Incroyable, mon amerloque grognon, Tod, sur un Mel. Popr marquer mon anniversaire, encore une fois, il me traîne dans la boue. Ça le démangeait ? Genre : « Falardeau, lui, pas un vendu, n’obtiendrait jamais une chronique au Devoir. Si vous l’avez, Jasmin, comprenez » !
Bien, j’ai compris que je ne suis pas un vendu car je suis assez certain de ne pas l’avoir !
Laferrière, lui, a annoncé chez Bazzo qu’il chroniquera régulièrement à « La Presse », le chanceux.
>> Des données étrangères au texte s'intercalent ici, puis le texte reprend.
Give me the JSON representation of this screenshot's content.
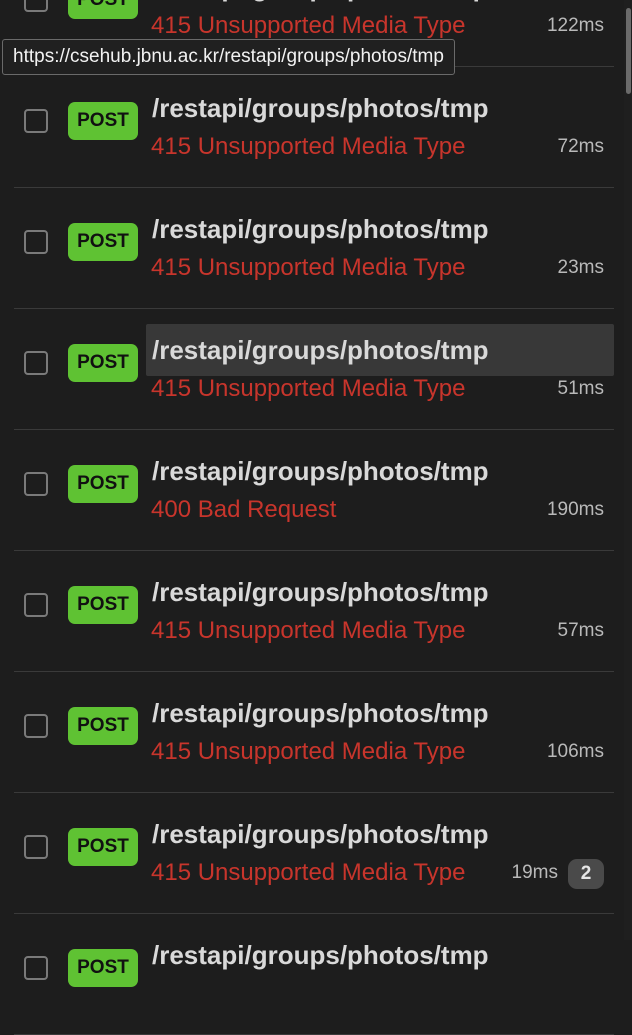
{
  "tooltip": {
    "url": "https://csehub.jbnu.ac.kr/restapi/groups/photos/tmp"
  },
  "requests": [
    {
      "method": "POST",
      "path": "/restapi/groups/photos/tmp",
      "status": "415 Unsupported Media Type",
      "time": "122ms",
      "badge": null
    },
    {
      "method": "POST",
      "path": "/restapi/groups/photos/tmp",
      "status": "415 Unsupported Media Type",
      "time": "72ms",
      "badge": null
    },
    {
      "method": "POST",
      "path": "/restapi/groups/photos/tmp",
      "status": "415 Unsupported Media Type",
      "time": "23ms",
      "badge": null
    },
    {
      "method": "POST",
      "path": "/restapi/groups/photos/tmp",
      "status": "415 Unsupported Media Type",
      "time": "51ms",
      "badge": null
    },
    {
      "method": "POST",
      "path": "/restapi/groups/photos/tmp",
      "status": "400 Bad Request",
      "time": "190ms",
      "badge": null
    },
    {
      "method": "POST",
      "path": "/restapi/groups/photos/tmp",
      "status": "415 Unsupported Media Type",
      "time": "57ms",
      "badge": null
    },
    {
      "method": "POST",
      "path": "/restapi/groups/photos/tmp",
      "status": "415 Unsupported Media Type",
      "time": "106ms",
      "badge": null
    },
    {
      "method": "POST",
      "path": "/restapi/groups/photos/tmp",
      "status": "415 Unsupported Media Type",
      "time": "19ms",
      "badge": "2"
    },
    {
      "method": "POST",
      "path": "/restapi/groups/photos/tmp",
      "status": "",
      "time": "",
      "badge": null
    }
  ],
  "colors": {
    "background": "#1d1d1d",
    "method_post": "#5fc233",
    "status_error": "#c8352c",
    "path_text": "#d9d9d9",
    "hover_highlight": "#383838"
  }
}
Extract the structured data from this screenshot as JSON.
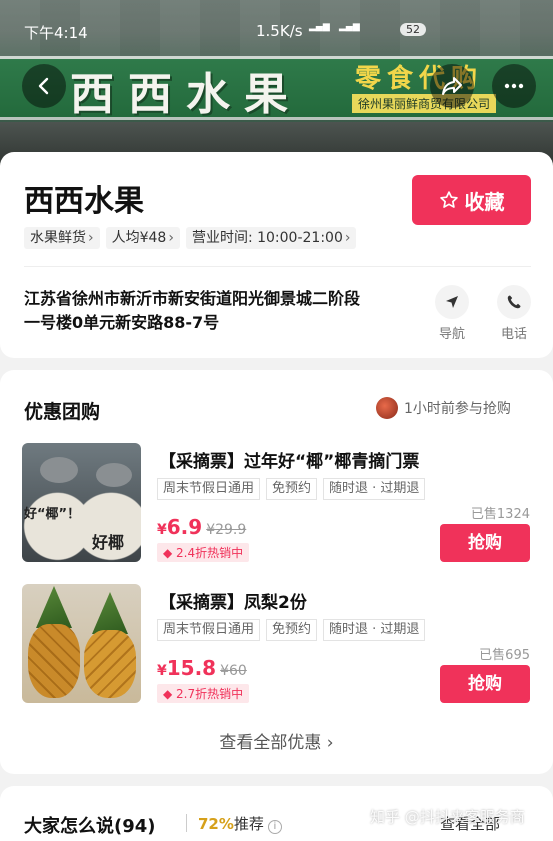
{
  "status_bar": {
    "time": "下午4:14",
    "network_speed": "1.5K/s",
    "battery": "52"
  },
  "store": {
    "sign_title": "西西水果",
    "sign_subtitle": "零食代购",
    "sign_company": "徐州果丽鲜商贸有限公司",
    "name": "西西水果",
    "favorite_label": "收藏",
    "tags": [
      "水果鲜货",
      "人均¥48",
      "营业时间: 10:00-21:00"
    ],
    "address": "江苏省徐州市新沂市新安街道阳光御景城二阶段一号楼0单元新安路88-7号",
    "actions": {
      "navigate": "导航",
      "call": "电话"
    }
  },
  "deals": {
    "title": "优惠团购",
    "recent_activity": "1小时前参与抢购",
    "items": [
      {
        "title": "【采摘票】过年好“椰”椰青摘门票",
        "tags": [
          "周末节假日通用",
          "免预约",
          "随时退 · 过期退"
        ],
        "price_symbol": "¥",
        "price": "6.9",
        "original_price": "¥29.9",
        "discount": "2.4折热销中",
        "sold": "已售1324",
        "thumb_text_1": "好“椰”！",
        "thumb_text_2": "好椰",
        "buy_label": "抢购"
      },
      {
        "title": "【采摘票】凤梨2份",
        "tags": [
          "周末节假日通用",
          "免预约",
          "随时退 · 过期退"
        ],
        "price_symbol": "¥",
        "price": "15.8",
        "original_price": "¥60",
        "discount": "2.7折热销中",
        "sold": "已售695",
        "buy_label": "抢购"
      }
    ],
    "view_all": "查看全部优惠"
  },
  "reviews": {
    "title": "大家怎么说(94)",
    "recommend_pct": "72%",
    "recommend_label": "推荐",
    "see_all": "查看全部",
    "watermark": "知乎 @抖抖来客服务商"
  },
  "colors": {
    "accent": "#f0325a",
    "recommend": "#d6a01a"
  }
}
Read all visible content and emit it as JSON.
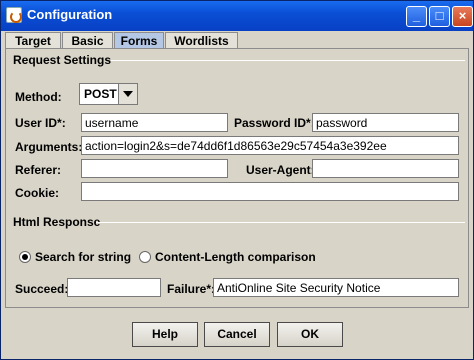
{
  "window": {
    "title": "Configuration",
    "controls": [
      "_",
      "□",
      "×"
    ]
  },
  "tabs": [
    {
      "label": "Target",
      "active": false
    },
    {
      "label": "Basic",
      "active": false
    },
    {
      "label": "Forms",
      "active": true
    },
    {
      "label": "Wordlists",
      "active": false
    }
  ],
  "request": {
    "group_label": "Request Settings",
    "method_label": "Method:",
    "method_value": "POST",
    "userid_label": "User ID*:",
    "userid_value": "username",
    "passwordid_label": "Password ID*:",
    "passwordid_value": "password",
    "arguments_label": "Arguments:",
    "arguments_value": "action=login2&s=de74dd6f1d86563e29c57454a3e392ee",
    "referer_label": "Referer:",
    "referer_value": "",
    "useragent_label": "User-Agent:",
    "useragent_value": "",
    "cookie_label": "Cookie:",
    "cookie_value": ""
  },
  "response": {
    "group_label": "Html Response",
    "radio_search_label": "Search for string",
    "radio_length_label": "Content-Length comparison",
    "selected": "search",
    "succeed_label": "Succeed:",
    "succeed_value": "",
    "failure_label": "Failure*:",
    "failure_value": "AntiOnline Site Security Notice"
  },
  "buttons": {
    "help": "Help",
    "cancel": "Cancel",
    "ok": "OK"
  }
}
Non mais quel « vendu » hen ? D.L. a dit que les sujets n’ont aucune importance dans les bouquins « que seul le style » restera …ou pas ! Drôle, je le voyais pas du tout en styliste appliqué. Cela, le talent ? Dany a vanté et « l’ambiguïté essentielle » et les contrats avec les gens. Il déplore ce Réjean Ducharme invisible, secret, réfugié loin du monde ! J’ai toujours aimé placoter avec lui (salons du livre), ce bon géant Noir est plein d’humour (chez Marc Labèche il fut cocasse), a un esprit caustique et souvent désarmant. Soudain il dit : « je déteste farouchement la familiarité. Parce qu’on aime ce que vous écrivez , on se croit tout permis. Il faut garder des distances sinon il n’y a plus vraie sincérité ». Je sais ce qu’il a voulu dire. Il y a des gens sans jugement là-dessus. Je l’aime et je ne serai pas trop familier avec lui, promis.
4-
Oh, courriel nouveau : promesse de Guy L. à CKAC. On me veut chez Paul Arcand le 20 décembre au matin pour « mon » rituel conte de Noël. Je sais déjà ce que je raconterai.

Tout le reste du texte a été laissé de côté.